Но великий анатом, великий врач оставляет медицинскую кафедру, и, о чудо! анатом, хирург и испытатель материи в природе человека делается поборником его духовного начала. Он требует признания и развития достоинства человека, в знаменитых строках о вопросах жизни он кладет руку на больное место в воспитании русской молодежи, но кладет ее как врач, для исцеления ран. Он произнес то, что все чувствовали, но никто не облек в слово. Вся Россия его поняла, вся Россия согревалась его теплою вдохновенною речью, вся Россия стала требовать гуманности, человечности в воспитании. Пирогов указал на сущность университетского образования в противоположность специальному. Он доказал связь гуманного образования с Божественным учением. Понял-ли тут Пирогов дух своего времени? Кажется, об этом спорить излишне.
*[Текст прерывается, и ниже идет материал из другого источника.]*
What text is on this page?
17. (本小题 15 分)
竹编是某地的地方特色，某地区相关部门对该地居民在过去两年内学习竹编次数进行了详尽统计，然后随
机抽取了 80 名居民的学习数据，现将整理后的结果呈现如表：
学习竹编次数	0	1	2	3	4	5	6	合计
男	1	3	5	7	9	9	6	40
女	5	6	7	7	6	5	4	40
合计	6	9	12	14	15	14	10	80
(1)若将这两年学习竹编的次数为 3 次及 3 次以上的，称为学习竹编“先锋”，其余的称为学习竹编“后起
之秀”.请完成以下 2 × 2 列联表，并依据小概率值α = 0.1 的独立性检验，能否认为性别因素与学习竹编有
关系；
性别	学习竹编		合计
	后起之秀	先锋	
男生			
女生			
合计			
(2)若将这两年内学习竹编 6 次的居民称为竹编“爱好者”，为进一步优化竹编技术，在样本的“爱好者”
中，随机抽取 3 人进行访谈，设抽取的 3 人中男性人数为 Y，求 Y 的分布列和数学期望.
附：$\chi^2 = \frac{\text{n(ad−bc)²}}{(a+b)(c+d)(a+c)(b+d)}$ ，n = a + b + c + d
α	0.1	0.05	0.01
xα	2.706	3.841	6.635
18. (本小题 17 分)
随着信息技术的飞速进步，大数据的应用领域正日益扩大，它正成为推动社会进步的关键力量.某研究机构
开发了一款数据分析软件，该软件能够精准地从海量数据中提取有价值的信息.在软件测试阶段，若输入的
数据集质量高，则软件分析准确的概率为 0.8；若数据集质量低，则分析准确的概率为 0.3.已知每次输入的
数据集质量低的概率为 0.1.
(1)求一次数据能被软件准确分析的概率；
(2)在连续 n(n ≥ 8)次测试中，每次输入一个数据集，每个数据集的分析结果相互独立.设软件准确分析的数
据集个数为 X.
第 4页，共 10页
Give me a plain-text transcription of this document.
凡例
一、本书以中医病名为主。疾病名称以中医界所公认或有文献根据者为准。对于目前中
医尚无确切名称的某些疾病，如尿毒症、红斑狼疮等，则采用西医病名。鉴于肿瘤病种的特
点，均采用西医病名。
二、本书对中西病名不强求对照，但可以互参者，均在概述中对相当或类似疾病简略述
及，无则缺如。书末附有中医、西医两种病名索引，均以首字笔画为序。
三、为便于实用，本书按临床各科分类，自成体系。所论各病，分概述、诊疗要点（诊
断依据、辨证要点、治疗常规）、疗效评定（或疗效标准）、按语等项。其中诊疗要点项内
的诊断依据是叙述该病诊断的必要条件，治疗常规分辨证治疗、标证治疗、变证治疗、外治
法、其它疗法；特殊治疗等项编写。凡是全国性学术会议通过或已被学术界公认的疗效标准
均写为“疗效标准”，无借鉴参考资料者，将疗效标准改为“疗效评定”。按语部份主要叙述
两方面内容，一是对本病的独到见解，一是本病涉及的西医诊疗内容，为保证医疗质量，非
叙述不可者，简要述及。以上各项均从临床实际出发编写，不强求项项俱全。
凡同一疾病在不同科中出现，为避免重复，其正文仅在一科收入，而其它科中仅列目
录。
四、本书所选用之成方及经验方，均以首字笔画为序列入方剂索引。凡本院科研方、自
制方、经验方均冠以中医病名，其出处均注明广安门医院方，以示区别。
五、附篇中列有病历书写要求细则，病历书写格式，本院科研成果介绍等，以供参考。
Потом Николай Иванович делается ученым администратором, попечителем в высшем и благороднейшем смысле этого слова. Он эманципирует бедных детей от безумного и унижающего человеческое достоинство телесного наказания, он подает руку загнанному племени Евреев, он указывает Христианам сколько гуманности и любви к просвещению кроется в этой расе. И чтож? Как отозвалось на все это современное общество? Едва-ли кто у нас более популярен, любим, уважаем, как Пирогов.
Я кончаю свою речь.
Николай Иванович Пирогов, как человек науки, был всегда передовым двигателем ее, общество шло за ним и всегда время доказывало, что он не ошибался. Когда же он стал заниматься вопросами жизни, то великий врач, привыкший всегда одним взглядом окидывать всю целость явлений, а не увлекаться одним, всегда схватывал верно потребности момента. Храм идей был открыт всем, но первый в него вошел Николай Иванович и за ним уже вошли все другие с криками радости и удивления. Он был вполне не только человек своего времени, но и вождь своих современников. Число людей не разделяющих его взглядов невелико, оно никогда не было велико! Николай Иванович не воевал против зла, он возвышал, укреплял приверженцев добра, он увлекал их теплотою чувств и закрепил их увлечение убеждением и рассудком. Его врагами не были поборники зла, они его не боялись. Его противниками были собственно те люди, которые в свое время и в свою очередь стояли за прогресс, но, будучи обязаны охранять блага добытого прогресса, страшатся опрометчиво идти дальше за Николаем Ивановичем, пока не поймут прочности и верности его идеи. Но они напрасно сомневаются в счастливой звезде, в гениальной сметливости Николая Ивановича, и они последуют за ним, и тогда идеи Пирогова вполне восторжествуют. За это нам ручается весь ход его мыслей и трудов. Итак, господа, я предлагаю тост за попечителя двух учебных округов, великого ученого, славного писателя, благородного гражданина, нашего незабвенного друга и руководителя Николая Ивановича Пирогова!».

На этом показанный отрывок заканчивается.